Investing.com – Wall Street was higher on Tuesday as investors looked ahead to the interest rate decision from the Federal Reserve and shrugged off trade war concerns.
The S&P 500 was up nine points or 0.36% to 2,722.58 as of 9:46 AM ET (13:46 GMT) while the Dow composite increased 136 points or 0.55% to 24,747.27, and tech heavy NASDAQ Composite rose 31 points or 0.43% to 7,375.99.
Investors are looking ahead to Wednesday, when the Federal Reserve delivers its interest rate decision after the end of a two day meeting that begins on Tuesday.

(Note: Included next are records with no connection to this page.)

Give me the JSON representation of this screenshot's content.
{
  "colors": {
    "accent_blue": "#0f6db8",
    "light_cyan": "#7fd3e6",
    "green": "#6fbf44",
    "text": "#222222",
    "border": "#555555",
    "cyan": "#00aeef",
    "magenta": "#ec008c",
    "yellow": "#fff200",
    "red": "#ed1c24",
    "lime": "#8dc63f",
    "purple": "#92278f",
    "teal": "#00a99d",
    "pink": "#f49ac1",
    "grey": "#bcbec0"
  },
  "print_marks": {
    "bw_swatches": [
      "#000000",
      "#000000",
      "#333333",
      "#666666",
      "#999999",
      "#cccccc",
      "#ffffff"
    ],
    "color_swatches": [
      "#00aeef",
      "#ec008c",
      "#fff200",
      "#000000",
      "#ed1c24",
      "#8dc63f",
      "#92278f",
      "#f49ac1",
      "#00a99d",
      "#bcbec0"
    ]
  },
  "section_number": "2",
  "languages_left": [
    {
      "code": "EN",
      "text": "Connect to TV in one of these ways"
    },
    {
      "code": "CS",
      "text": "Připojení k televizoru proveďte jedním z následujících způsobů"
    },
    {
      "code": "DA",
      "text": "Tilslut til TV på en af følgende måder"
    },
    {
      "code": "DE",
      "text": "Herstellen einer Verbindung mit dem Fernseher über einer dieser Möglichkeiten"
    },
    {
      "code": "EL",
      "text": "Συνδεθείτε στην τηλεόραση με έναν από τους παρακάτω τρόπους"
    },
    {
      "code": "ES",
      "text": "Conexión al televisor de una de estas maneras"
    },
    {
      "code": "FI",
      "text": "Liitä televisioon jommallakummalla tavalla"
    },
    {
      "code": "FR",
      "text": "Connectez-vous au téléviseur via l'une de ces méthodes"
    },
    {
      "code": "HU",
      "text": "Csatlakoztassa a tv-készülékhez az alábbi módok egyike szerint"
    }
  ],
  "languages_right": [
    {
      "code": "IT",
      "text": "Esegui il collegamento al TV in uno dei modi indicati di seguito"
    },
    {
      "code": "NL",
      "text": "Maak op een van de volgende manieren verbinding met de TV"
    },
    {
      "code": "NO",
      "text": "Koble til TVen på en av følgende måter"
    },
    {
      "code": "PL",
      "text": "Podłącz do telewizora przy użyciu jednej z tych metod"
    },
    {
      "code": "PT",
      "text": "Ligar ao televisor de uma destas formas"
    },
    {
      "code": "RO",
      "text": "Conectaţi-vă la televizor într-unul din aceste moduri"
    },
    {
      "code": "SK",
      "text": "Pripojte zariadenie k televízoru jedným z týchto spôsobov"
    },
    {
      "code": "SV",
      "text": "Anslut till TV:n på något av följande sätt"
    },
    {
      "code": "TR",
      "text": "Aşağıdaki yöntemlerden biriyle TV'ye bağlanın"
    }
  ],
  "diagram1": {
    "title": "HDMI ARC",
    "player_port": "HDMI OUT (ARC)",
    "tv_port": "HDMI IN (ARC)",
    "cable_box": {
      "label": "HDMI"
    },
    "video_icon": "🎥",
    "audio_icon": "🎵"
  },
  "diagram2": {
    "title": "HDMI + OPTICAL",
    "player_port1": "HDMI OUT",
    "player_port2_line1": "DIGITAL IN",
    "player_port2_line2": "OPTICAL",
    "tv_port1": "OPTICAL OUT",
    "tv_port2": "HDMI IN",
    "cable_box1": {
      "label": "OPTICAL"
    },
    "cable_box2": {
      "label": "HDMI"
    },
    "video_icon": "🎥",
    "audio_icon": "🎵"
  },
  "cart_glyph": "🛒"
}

Traders are expecting an interest rate increase of a quarter point as Fed chair Jerome Powell gives his first press conference after the meeting.
Two more rate hikes are expected this year, but investors will closely for any hawkish tones in the “dot plot” projections.
Meanwhile fresh trade war concerns resurfaced after news that U.S. President Donald Trump will unveil $60 billion of tariffs on Chinese imports by Friday.
Facebook (NASDAQ:FB) was among the biggest losers after the morning bell, falling 2.43%. The social media giant fell 6.8% on Monday, amid news that political research firm Cambridge Analytica collected data on 50 million Facebook users without their knowledge. It was the worst decline in three years.
Meanwhile Oracle (NYSE:ORCL) decreased 9.12% after mixed earnings results and Twitter Inc (NYSE:TWTR)was down 1.74%.
Elsewhere BlackBerry Ltd (NYSE:BB) surged 4.36% after it announced it was providing the security for Microsoft (NASDAQ:MSFT) Office phone apps and FedEx (NYSE:FDX) gained 1.05% after Walmart (NYSE:WMT) said it would open the shipping company in 500 of its U.S. stores.
In Europe stocks were mostly up. In Germany the DAX rose 51 points or 0.43% while France’s CAC 40 increased 15 points or 0.30% and in London the FTSE 100 was up 30 points or 0.43%. Meanwhile Spain’s IBEX 35 slipped eight points or 0.08% and the pan-European Euro Stoxx 50 inched up 10 points or 0.30%.
In commodities, gold futures fell 0.55% to $1,310.50 a troy ounce while crude oil futures surged 1.82% to $63.26 a barrel. The U.S. dollar index, which measures the greenback against a basket of six major currencies, rallied 0.41% to 89.84.